Claire studied him for a moment. Open-ended questions obviously weren’t designed for this thirteen-year-old boy. “Where did the pain start? Can you show me?” She lifted his shirt to expose his abdomen.

“Here.” He pointed to his navel.

“Has it moved? Point with one finger to the spot it hurts the most.”

He moved his finger down, pressing and wincing as he looked for the worst location. He stopped in his right lower abdomen and pointed. “Here.”

Claire recognized the spot as “McBurney’s point,” from the classic description of appendicitis. She pressed gently on the spot and watched his face. She quickly lifted her hand.

Jeremy grabbed her hand. “Ow!”

“What’s your favorite food, Jeremy?”

“Ice cream.”

“If I could get you a bowl of ice cream right now, would you want it?”

He shook his head. “I’m not hungry.”

Claire suppressed the urge to smile. So far this boy was textbook. She was about to reel in her first abdominal surgery case.

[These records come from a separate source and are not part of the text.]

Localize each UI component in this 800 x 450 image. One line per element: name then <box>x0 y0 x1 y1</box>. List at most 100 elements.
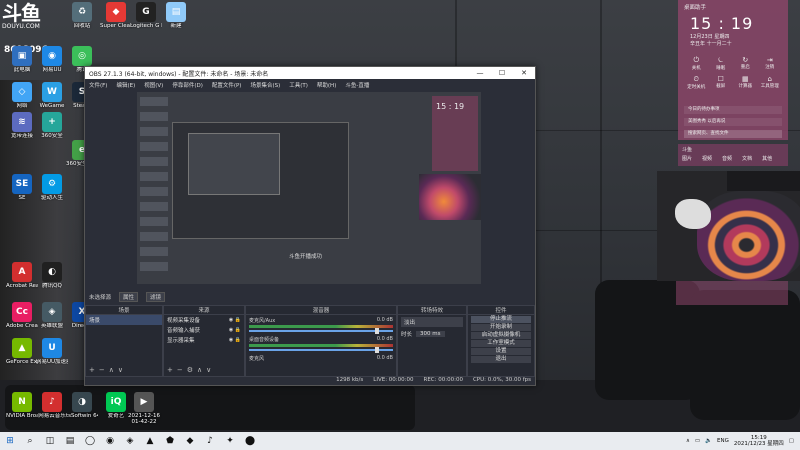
file-panel[interactable]: 斗鱼 图片 视频 音频 文档 其他 <box>678 144 788 166</box>
menu-profile[interactable]: 配置文件(P) <box>212 81 242 89</box>
camera-feed-window[interactable] <box>657 171 800 281</box>
desktop-icon[interactable]: CcAdobe Creative <box>6 302 38 329</box>
tab-other[interactable]: 其他 <box>762 155 772 162</box>
menu-douyu[interactable]: 斗鱼-直播 <box>345 81 369 89</box>
desktop-icon[interactable]: ⚙ 驱动人生 <box>36 174 68 201</box>
tab-images[interactable]: 图片 <box>682 155 692 162</box>
notification-icon[interactable]: ▢ <box>789 438 794 444</box>
desktop-icon[interactable]: ♻ 回收站 <box>66 2 98 29</box>
tools-icon: ⌂ <box>767 75 772 83</box>
taskbar-app-icon[interactable]: ▤ <box>60 432 80 450</box>
desktop-icon[interactable]: ▲GeForce Experience <box>6 338 38 365</box>
taskbar-app-icon[interactable]: ▲ <box>140 432 160 450</box>
logout-button[interactable]: ⇥ 注销 <box>758 56 783 71</box>
desktop-icon[interactable]: +360安全 <box>36 112 68 139</box>
shutdown-button[interactable]: ⏻ 关机 <box>684 56 709 71</box>
filters-button[interactable]: 滤镜 <box>146 292 166 302</box>
sleep-button[interactable]: ⏾ 睡眠 <box>709 56 734 71</box>
desktop-icon[interactable]: SE SE <box>6 174 38 201</box>
start-recording-button[interactable]: 开始录制 <box>471 324 531 331</box>
maximize-icon[interactable]: ☐ <box>491 69 513 77</box>
tab-audio[interactable]: 音频 <box>722 155 732 162</box>
transition-select[interactable]: 淡出 <box>401 317 463 327</box>
menu-scene-collection[interactable]: 场景集合(S) <box>250 81 280 89</box>
search-input[interactable]: 搜索网页、查找文件 <box>684 130 782 138</box>
close-icon[interactable]: ✕ <box>513 69 535 77</box>
taskbar-app-icon[interactable]: ◉ <box>100 432 120 450</box>
source-item[interactable]: 显示器采集 ◉ 🔒 <box>164 335 244 345</box>
minimize-icon[interactable]: — <box>469 69 491 77</box>
stop-streaming-button[interactable]: 停止推流 <box>471 316 531 323</box>
taskbar-app-icon[interactable]: ◯ <box>80 432 100 450</box>
desktop-icon[interactable]: U网易UU加速器 <box>36 338 68 365</box>
menu-edit[interactable]: 编辑(E) <box>116 81 135 89</box>
scene-item[interactable]: 场景 <box>86 315 162 325</box>
tab-documents[interactable]: 文档 <box>742 155 752 162</box>
desktop-icon[interactable]: NNVIDIA Broadcast <box>6 392 38 419</box>
taskbar-app-icon[interactable]: ◫ <box>40 432 60 450</box>
desktop-icon[interactable]: GLogitech G HUB <box>130 2 162 29</box>
taskbar-app-icon[interactable]: ✦ <box>220 432 240 450</box>
wallpaper-chair <box>690 290 800 420</box>
menu-tools[interactable]: 工具(T) <box>289 81 308 89</box>
start-virtual-camera-button[interactable]: 启动虚拟摄像机 <box>471 332 531 339</box>
timer-shutdown-button[interactable]: ⏲ 定时关机 <box>684 75 709 90</box>
settings-button[interactable]: 设置 <box>471 348 531 355</box>
taskbar-app-icon[interactable]: ◆ <box>180 432 200 450</box>
taskbar-app-icon[interactable]: ◈ <box>120 432 140 450</box>
desktop-icon[interactable]: ◈ 英雄联盟 <box>36 302 68 329</box>
volume-slider[interactable] <box>249 328 393 334</box>
desktop-icon[interactable]: AAcrobat Reader DC <box>6 262 38 289</box>
duration-field[interactable]: 时长 300 ms <box>398 329 466 339</box>
source-item[interactable]: 视频采集设备 ◉ 🔒 <box>164 315 244 325</box>
desktop-icon[interactable]: W WeGame <box>36 82 68 109</box>
obs-preview-canvas[interactable]: 斗鱼开播成功 15 : 19 <box>137 92 481 284</box>
menu-view[interactable]: 视图(V) <box>144 81 163 89</box>
desktop-icon[interactable]: ◇ 网络 <box>6 82 38 109</box>
desktop-video-file[interactable]: ▶ 2021-12-16 01-42-22 <box>126 392 162 425</box>
desktop-icon[interactable]: ▣ 此电脑 <box>6 46 38 73</box>
taskbar-app-icon[interactable]: ♪ <box>200 432 220 450</box>
desktop-icon-label: 宽带连接 <box>10 133 33 139</box>
start-icon[interactable]: ⊞ <box>0 432 20 450</box>
obs-titlebar[interactable]: OBS 27.1.3 (64-bit, windows) - 配置文件: 未命名… <box>85 67 535 79</box>
desktop-icon[interactable]: ◐ 腾讯QQ <box>36 262 68 289</box>
app-hint[interactable]: 美图秀秀 以后再说 <box>684 118 782 126</box>
calculator-button[interactable]: ▦ 计算器 <box>733 75 758 90</box>
menu-help[interactable]: 帮助(H) <box>317 81 336 89</box>
desktop-icon[interactable]: ▤ 新建 <box>160 2 192 29</box>
screenshot-button[interactable]: ☐ 截屏 <box>709 75 734 90</box>
app-icon: iQ <box>106 392 126 412</box>
taskbar-app-icon[interactable]: ⬟ <box>160 432 180 450</box>
tab-videos[interactable]: 视频 <box>702 155 712 162</box>
desktop-icon[interactable]: ◆ Super Clean <box>100 2 132 29</box>
menu-file[interactable]: 文件(F) <box>89 81 107 89</box>
volume-icon[interactable]: 🔈 <box>705 438 712 444</box>
volume-slider[interactable] <box>249 347 393 353</box>
todo-hint[interactable]: 今日的待办事项 <box>684 106 782 114</box>
app-icon: U <box>42 338 62 358</box>
desktop-icon[interactable]: ◑ tsSoftwin 64 <box>66 392 98 419</box>
taskbar-clock[interactable]: 15:19 2021/12/23 星期四 <box>734 435 784 447</box>
tools-button[interactable]: ⌂ 工具管理 <box>758 75 783 90</box>
desktop-assistant-panel[interactable]: 桌面助手 15 : 19 12月23日 星期四 辛丑年 十一月二十 ⏻ 关机 ⏾ 睡… <box>678 0 788 140</box>
desktop-icon[interactable]: ◉ 网易UU <box>36 46 68 73</box>
restart-button[interactable]: ↻ 重启 <box>733 56 758 71</box>
language-indicator[interactable]: ENG <box>717 438 729 444</box>
taskbar-app-icon[interactable]: ⌕ <box>20 432 40 450</box>
tray-chevron-icon[interactable]: ∧ <box>686 438 690 444</box>
source-item[interactable]: 音频输入捕获 ◉ 🔒 <box>164 325 244 335</box>
network-icon[interactable]: ▭ <box>695 438 700 444</box>
douyu-logo[interactable]: 斗鱼 DOUYU.COM 8698096 <box>2 3 58 55</box>
desktop-icon-label: 360安全 <box>41 133 63 139</box>
studio-mode-button[interactable]: 工作室模式 <box>471 340 531 347</box>
desktop-icon[interactable]: ≋ 宽带连接 <box>6 112 38 139</box>
taskbar-app-icon[interactable]: ⬤ <box>240 432 260 450</box>
obs-window[interactable]: OBS 27.1.3 (64-bit, windows) - 配置文件: 未命名… <box>84 66 536 386</box>
menu-docks[interactable]: 停靠部件(D) <box>172 81 203 89</box>
source-tools[interactable]: +−⚙∧∨ <box>167 366 215 374</box>
exit-button[interactable]: 退出 <box>471 356 531 363</box>
properties-button[interactable]: 属性 <box>119 292 139 302</box>
desktop-icon[interactable]: ♪ 网易云音乐 <box>36 392 68 419</box>
scene-tools[interactable]: +−∧∨ <box>89 366 127 374</box>
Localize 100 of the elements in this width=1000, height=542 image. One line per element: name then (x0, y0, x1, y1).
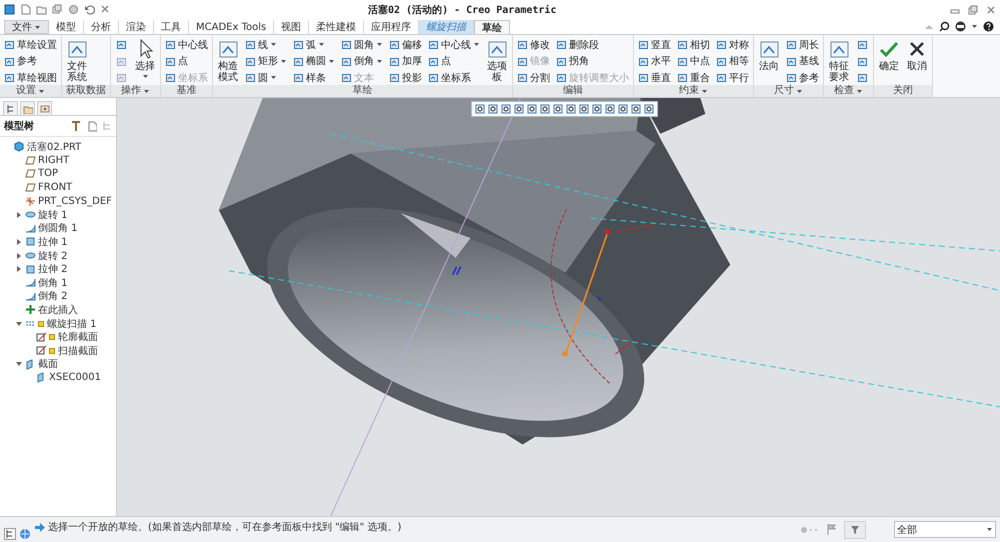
tree-item[interactable]: XSEC0001 (49, 372, 101, 384)
axis-icon[interactable] (579, 104, 589, 114)
ribbon-button[interactable]: 文件系统 (65, 37, 89, 84)
tree-item[interactable]: RIGHT (38, 154, 70, 166)
zoom-in-icon[interactable] (488, 104, 498, 114)
zoom-fit-icon[interactable] (475, 104, 485, 114)
ribbon-button[interactable]: 重合 (676, 70, 711, 85)
dimension-icon[interactable] (631, 104, 641, 114)
ribbon-tab[interactable]: 草绘 (474, 20, 510, 34)
point-icon[interactable] (592, 104, 602, 114)
filter-dropdown[interactable]: 全部 (894, 521, 996, 538)
tree-item[interactable]: 旋转 2 (38, 248, 68, 263)
ribbon-button[interactable]: 平行 (715, 70, 750, 85)
undo-icon[interactable] (84, 4, 95, 15)
help-icon[interactable] (983, 21, 994, 32)
ribbon-button[interactable]: 选择 (133, 37, 157, 81)
expand-arrow-icon[interactable] (16, 252, 22, 259)
ok-button[interactable]: 确定 (877, 37, 901, 73)
ribbon-button[interactable]: 构造模式 (216, 37, 240, 84)
new-file-icon[interactable] (20, 4, 31, 15)
ribbon-button[interactable]: 点 (427, 54, 481, 68)
csys-icon[interactable] (605, 104, 615, 114)
display-icon[interactable] (540, 104, 550, 114)
circle-icon[interactable] (68, 4, 79, 15)
tree-item[interactable]: 拉伸 2 (38, 262, 68, 276)
ribbon-button[interactable]: 修改 (516, 37, 551, 52)
expand-arrow-icon[interactable] (16, 361, 22, 368)
ribbon-tab[interactable]: 视图 (274, 20, 310, 34)
sidebar-tab[interactable] (3, 101, 18, 115)
ribbon-button[interactable]: 相等 (715, 54, 750, 68)
section-icon[interactable] (618, 104, 628, 114)
ribbon-button[interactable]: 对称 (715, 37, 750, 52)
ribbon-tab[interactable]: 模型 (49, 20, 84, 34)
expand-arrow-icon[interactable] (16, 238, 22, 245)
ribbon-button[interactable]: 参考 (785, 70, 820, 85)
tool-icon[interactable] (116, 39, 127, 50)
group-menu-button[interactable]: 尺寸 (754, 85, 823, 97)
ribbon-button[interactable]: 点 (164, 54, 209, 68)
ribbon-button[interactable]: 相切 (676, 37, 711, 52)
expand-arrow-icon[interactable] (16, 320, 22, 327)
tree-item[interactable]: 倒圆角 1 (38, 221, 78, 236)
sketch-drawing[interactable] (550, 208, 656, 384)
ribbon-tab[interactable]: MCADEx Tools (189, 20, 274, 34)
ribbon-button[interactable]: 加厚 (388, 54, 423, 68)
tree-item[interactable]: TOP (38, 168, 58, 180)
plane-icon[interactable] (566, 104, 576, 114)
slider-dots-icon[interactable] (801, 526, 819, 534)
ribbon-button[interactable]: 参考 (3, 54, 58, 68)
tree-item[interactable]: PRT_CSYS_DEF (38, 196, 112, 207)
close-window-icon[interactable] (100, 4, 111, 15)
ribbon-button[interactable]: 竖直 (637, 37, 672, 52)
ribbon-button[interactable]: 弧 (292, 37, 336, 52)
constraint-icon[interactable] (644, 104, 654, 114)
tree-item[interactable]: 截面 (38, 357, 58, 372)
ribbon-button[interactable]: 删除段 (555, 37, 630, 52)
restore-icon[interactable] (968, 4, 978, 14)
tool-icon[interactable] (857, 72, 868, 83)
ribbon-button[interactable]: 法向 (757, 37, 781, 73)
tree-item[interactable]: 螺旋扫描 1 (47, 316, 97, 331)
ribbon-tab[interactable]: 文件 (4, 20, 49, 34)
3d-model-drawing[interactable] (218, 98, 730, 445)
tree-item[interactable]: 在此插入 (38, 302, 78, 317)
tree-item[interactable]: 扫描截面 (58, 344, 98, 358)
ribbon-button[interactable]: 矩形 (244, 54, 288, 68)
ribbon-button[interactable]: 倒角 (340, 54, 384, 68)
sidebar-tab[interactable] (20, 101, 35, 115)
cancel-button[interactable]: 取消 (905, 37, 929, 73)
tree-item[interactable]: 拉伸 1 (38, 234, 68, 249)
group-menu-button[interactable]: 检查 (824, 85, 873, 97)
tool-icon[interactable] (857, 39, 868, 50)
ribbon-button[interactable]: 草绘视图 (3, 70, 58, 85)
expand-arrow-icon[interactable] (16, 212, 22, 218)
tree-item[interactable]: 轮廓截面 (58, 330, 98, 344)
ribbon-button[interactable]: 中心线 (164, 37, 209, 52)
zoom-out-icon[interactable] (501, 104, 511, 114)
ribbon-button[interactable]: 中心线 (427, 37, 481, 52)
group-menu-button[interactable]: 设置 (0, 85, 61, 97)
ribbon-button[interactable]: 周长 (785, 37, 820, 52)
ribbon-button[interactable]: 垂直 (637, 70, 672, 85)
filter-button[interactable] (844, 520, 866, 538)
tree-item[interactable]: 倒角 2 (38, 289, 68, 304)
ribbon-button[interactable]: 草绘设置 (3, 37, 58, 52)
tree-item[interactable]: FRONT (38, 182, 72, 194)
cube-icon[interactable] (527, 104, 537, 114)
ribbon-button[interactable]: 圆 (244, 70, 288, 85)
open-folder-icon[interactable] (36, 4, 47, 15)
ribbon-button[interactable]: 椭圆 (292, 54, 336, 68)
tree-item[interactable]: 活塞02.PRT (27, 140, 82, 154)
sidebar-tab[interactable] (37, 101, 52, 115)
ribbon-button[interactable]: 分割 (516, 70, 551, 85)
ribbon-button[interactable]: 线 (244, 37, 288, 52)
search-icon[interactable] (939, 21, 950, 32)
expand-arrow-icon[interactable] (16, 266, 22, 272)
tree-toggle-icon[interactable] (4, 528, 16, 540)
tools-icon[interactable] (70, 120, 82, 132)
ribbon-button[interactable]: 选项板 (485, 37, 509, 84)
tree-item[interactable]: 旋转 1 (38, 208, 68, 222)
window-icon[interactable] (52, 4, 63, 15)
ribbon-button[interactable]: 偏移 (388, 37, 423, 52)
ribbon-button[interactable]: 水平 (637, 54, 672, 68)
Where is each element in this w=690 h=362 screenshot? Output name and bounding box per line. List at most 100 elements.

She completed the interview and the exam and ordered a complete blood count and a urinalysis. If his white blood count was high, she would call the O-man and lay claim to her first appendix.

She felt her heart quicken as she slipped a small book from her lab-coat pocket. She opened
The Surgical Resident’s Companion
to a section on appendicitis and reviewed the operative procedure.

Thirty minutes later, armed with the lab work to confirm her suspicions of the need for surgery, she presented the case to Dan. He, in turn, examined the patient, and called the attending on call, Stan Fowler.